Bhubaneswar: A five-member Central Bureau of Investigation (CBI) team on Saturday began grilling the three arrested Railway officials at Chandaka police station, on the outskirts of Odisha Capital.
The arrested men — Senior Section Engineer (signal) Arun Kumar Mahanta, Section Engineer Mohammed Amir Khan and Technician Pappu Kumar — have been charged with culpable homicide not amounting to murder, and destruction of evidence.
On Friday, a special CBI court in Bhubaneswar had allowed the central agency to take three Railway officials on 5-day remand for interrogation following their arrest in the train tragedy, which claimed over 290 lives last month. They were then taken to Chandaka police station for safety reasons, sources said.
While the questioning of the arrested officials began the previous day, one more railway employee has also been summoned for interrogation in the case.

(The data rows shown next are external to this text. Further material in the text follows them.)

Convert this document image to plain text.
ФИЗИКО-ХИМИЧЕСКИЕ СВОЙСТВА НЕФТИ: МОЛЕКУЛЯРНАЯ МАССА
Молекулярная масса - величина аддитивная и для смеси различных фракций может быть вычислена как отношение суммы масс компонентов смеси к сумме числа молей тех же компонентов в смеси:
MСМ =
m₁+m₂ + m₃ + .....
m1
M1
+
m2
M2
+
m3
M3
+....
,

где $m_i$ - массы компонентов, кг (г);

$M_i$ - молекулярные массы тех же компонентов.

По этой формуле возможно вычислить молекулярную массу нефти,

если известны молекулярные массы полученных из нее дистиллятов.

Sources further said that the investigation revealed that they had the knowledge about the ‘unusual behaviour’ of the switching mechanism in the track changing system and the accident could have been averted if the error was quickly communicated to the station manager of Bahanga station. The charge of destruction of evidence has been slapped because the accused allegedly tried to cover their tracks after the accident. “The charge of culpable homicide, and not murder, has been invoked because of absence of motive or intention,” officials said.
They have been booked under Sections 304 (culpable homicide not amounting to murder) and 201 (causing disappearance of evidence of offence, or giving false information to screen offender) of the Indian Penal Code. These sections are different from the ones which was invoked in the FIR, which pertain to causing death due to negligence and grievous hurt (337/338/204A).

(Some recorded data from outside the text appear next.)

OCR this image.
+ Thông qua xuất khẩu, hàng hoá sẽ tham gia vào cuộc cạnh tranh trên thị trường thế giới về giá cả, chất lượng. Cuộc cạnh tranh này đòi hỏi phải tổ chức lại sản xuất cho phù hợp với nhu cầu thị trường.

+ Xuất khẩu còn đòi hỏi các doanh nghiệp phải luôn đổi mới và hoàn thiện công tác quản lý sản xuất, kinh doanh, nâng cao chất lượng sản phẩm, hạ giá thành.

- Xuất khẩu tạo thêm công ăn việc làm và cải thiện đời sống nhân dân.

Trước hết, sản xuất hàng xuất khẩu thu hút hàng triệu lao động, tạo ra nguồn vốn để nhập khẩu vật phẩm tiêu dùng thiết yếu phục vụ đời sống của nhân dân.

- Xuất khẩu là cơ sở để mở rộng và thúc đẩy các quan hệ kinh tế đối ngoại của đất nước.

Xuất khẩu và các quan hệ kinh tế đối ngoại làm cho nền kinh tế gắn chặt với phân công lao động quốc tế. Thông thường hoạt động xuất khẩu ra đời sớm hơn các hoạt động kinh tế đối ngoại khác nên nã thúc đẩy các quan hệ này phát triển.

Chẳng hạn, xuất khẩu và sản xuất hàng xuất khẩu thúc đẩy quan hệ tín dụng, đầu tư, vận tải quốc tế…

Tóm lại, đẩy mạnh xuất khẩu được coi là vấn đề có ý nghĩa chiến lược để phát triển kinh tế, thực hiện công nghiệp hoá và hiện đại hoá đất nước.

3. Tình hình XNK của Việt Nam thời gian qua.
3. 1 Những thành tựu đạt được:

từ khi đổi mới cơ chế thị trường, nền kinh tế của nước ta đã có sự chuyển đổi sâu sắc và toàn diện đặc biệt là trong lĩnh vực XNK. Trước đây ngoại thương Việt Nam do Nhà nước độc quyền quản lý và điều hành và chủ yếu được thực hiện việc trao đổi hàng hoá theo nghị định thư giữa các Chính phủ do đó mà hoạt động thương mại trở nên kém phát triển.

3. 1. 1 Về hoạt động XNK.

Earlier, the Commission of Railway Safety’s investigation had attributed the triple train crash to human error in the signalling department, dismissing the likelihood of a sabotage or a technical glitch or a machine fault. The wires inside the level-crossing location box had been wrongly labelled and this stayed undetected for years, leading to a mix-up during maintenance work, which resulted in Coromandel Express being shown the wrong signal as it subsequently crashed into Bengaluru-Howrah Superfast Express and a goods train.
Tragedy could have been averted if past warnings had not been ignored, it added.
Commissioner of railway safety A M Chowdhary of South-Eastern zone said, “Lapses at multiple levels in the S&T department were responsible for this (Shalimar-Chennai Coromandel Express) accident.” Some of these lapses included wrong labelling of wires.